Bukankah pada akhir tahun 1960-an dan sepanjang tahun 1970-an Yogyakarta bisa dengan enak dinikmati, tidak seperti sekarang. Untuk menggugat kondisi Yogyakarta sekarang ini kita perlu menjadi seorang pakar lingkungan. Silakan jalan dari Stasiun Tugu ke arah Tugu atau ke Pasar (Lu)being harjo, melintasi Malioboro maka hidung dan mata kita terasa pedih, seperti kita mengalami di jalan Cornel Simajuntak, P. Diponegoro, Brigjen Katamso dan beberapa ruas jalan lainnya yang membuat kulit kita dengan sekejap disergap oleh udara dan debu. Sementara itu telinga kita tidak bisa lowong dari deru kendaraan, klakson yang tak pernah berhenti dari tugasnya yang dibebankan secara berlebihan.

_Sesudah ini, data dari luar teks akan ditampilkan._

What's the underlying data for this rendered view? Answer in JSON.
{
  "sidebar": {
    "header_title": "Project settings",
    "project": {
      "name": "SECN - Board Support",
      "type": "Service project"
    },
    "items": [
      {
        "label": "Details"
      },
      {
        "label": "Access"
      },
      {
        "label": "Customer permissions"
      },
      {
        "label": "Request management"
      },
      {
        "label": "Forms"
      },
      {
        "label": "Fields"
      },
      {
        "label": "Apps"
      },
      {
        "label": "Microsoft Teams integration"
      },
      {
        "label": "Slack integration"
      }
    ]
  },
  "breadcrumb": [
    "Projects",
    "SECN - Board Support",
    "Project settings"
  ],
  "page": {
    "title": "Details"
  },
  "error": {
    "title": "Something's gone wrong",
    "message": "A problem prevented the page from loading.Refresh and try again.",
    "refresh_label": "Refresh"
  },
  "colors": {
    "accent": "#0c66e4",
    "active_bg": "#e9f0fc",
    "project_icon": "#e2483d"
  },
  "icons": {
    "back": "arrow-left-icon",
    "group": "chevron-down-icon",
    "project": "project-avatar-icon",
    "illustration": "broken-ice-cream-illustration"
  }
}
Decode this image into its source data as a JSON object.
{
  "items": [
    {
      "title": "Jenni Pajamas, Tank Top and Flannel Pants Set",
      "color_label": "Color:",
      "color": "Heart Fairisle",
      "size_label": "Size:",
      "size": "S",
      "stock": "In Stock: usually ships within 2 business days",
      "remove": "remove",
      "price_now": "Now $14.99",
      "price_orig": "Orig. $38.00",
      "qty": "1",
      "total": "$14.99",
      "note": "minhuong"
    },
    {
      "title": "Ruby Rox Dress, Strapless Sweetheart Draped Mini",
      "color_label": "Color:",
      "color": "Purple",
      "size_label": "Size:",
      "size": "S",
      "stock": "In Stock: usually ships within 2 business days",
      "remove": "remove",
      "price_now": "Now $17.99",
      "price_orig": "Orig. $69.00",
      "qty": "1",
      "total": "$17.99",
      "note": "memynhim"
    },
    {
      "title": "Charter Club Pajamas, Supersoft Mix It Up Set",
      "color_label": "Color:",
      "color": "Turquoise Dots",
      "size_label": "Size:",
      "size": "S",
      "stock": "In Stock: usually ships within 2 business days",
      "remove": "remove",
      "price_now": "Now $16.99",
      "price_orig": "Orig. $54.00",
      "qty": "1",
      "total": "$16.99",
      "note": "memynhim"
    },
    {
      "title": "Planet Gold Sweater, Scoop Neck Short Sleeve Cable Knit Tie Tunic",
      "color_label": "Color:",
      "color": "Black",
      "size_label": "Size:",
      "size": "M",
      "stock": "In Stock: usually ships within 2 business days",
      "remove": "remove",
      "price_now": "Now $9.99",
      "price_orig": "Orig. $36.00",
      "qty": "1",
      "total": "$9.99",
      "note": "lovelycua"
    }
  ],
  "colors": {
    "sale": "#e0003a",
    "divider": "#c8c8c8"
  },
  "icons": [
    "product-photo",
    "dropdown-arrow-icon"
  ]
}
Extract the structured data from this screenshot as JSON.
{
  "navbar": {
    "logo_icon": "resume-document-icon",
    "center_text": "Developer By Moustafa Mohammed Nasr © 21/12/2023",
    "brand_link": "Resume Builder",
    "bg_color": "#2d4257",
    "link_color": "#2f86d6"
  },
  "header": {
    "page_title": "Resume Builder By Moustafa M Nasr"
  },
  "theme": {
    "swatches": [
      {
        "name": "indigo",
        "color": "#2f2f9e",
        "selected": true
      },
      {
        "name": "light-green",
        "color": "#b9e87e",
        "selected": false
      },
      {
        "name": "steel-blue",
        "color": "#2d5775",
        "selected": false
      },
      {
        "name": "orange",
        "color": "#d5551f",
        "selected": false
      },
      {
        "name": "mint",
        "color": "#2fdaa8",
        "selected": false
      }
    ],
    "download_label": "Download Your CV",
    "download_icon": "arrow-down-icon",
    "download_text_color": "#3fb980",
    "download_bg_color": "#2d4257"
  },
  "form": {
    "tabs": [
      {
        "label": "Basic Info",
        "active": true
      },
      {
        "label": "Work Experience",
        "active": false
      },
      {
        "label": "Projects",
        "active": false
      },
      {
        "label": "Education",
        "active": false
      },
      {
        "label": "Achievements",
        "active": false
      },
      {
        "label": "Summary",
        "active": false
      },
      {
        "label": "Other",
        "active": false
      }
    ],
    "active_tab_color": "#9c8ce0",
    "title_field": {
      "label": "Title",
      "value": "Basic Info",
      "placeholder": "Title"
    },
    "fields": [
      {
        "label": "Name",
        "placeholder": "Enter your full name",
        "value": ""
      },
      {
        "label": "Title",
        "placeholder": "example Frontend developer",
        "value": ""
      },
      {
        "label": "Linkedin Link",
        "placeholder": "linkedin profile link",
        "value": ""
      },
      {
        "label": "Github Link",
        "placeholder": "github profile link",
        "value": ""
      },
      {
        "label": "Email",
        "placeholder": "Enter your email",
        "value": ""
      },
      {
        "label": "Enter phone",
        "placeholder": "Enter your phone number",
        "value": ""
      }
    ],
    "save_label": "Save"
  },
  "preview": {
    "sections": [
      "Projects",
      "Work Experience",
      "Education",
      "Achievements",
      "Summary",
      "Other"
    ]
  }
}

Impian saya mungkin tak pernah didenganoleh ‘wakil rakyat’ dan kalanga ekslusif yang selalu teriak ‘atas nama dan kehendak rakyat’ ketika mereka pidato pada masa kampanye, atau ketika mereka diwawancarai oleh media massa. Aneh bin ajaib, apakah mereka tidak tahu terhadap kondisi yang dihadapi oleh warga kota. Atau mereka menganggap seperti rumah, kendaraan dan kantor mereka sudah dipenuhi oleh penyejuk udara dan itu suatu ‘kenikmatan’ yang telah membutatulikan mereka, menjadi bebal lantaran jadi kere munggah bale?

Yogyakarta kini menjadi belantara bangunan fisik yang didorong oleh syahwat politik ekonomi atas nama kemajuan zaman yang kini membuat orang sesak untuk bernafas. Kesesakan itu bukan hanya berpengaruh secara fisik, juga pikiran perasaan kita beserta benih bayi dan anak-anak yang kini sedang tumbuh berkembang yang akan kian susut dalam kapasitas pertumbuhannya. Dengan kata lain, perkembangan urban areas, tata ruang perkotaan yang tidak didasarkan kepadakesadaran lingkungan, ekologis, akan mengakibatkan suatu degradasi bagi generasi yang akan datang di dalam pertumbuhan dan pengembangan kecerdasan emosional dan intelektual dan menciptakan atak yang yang tak sabaran, mudah marah.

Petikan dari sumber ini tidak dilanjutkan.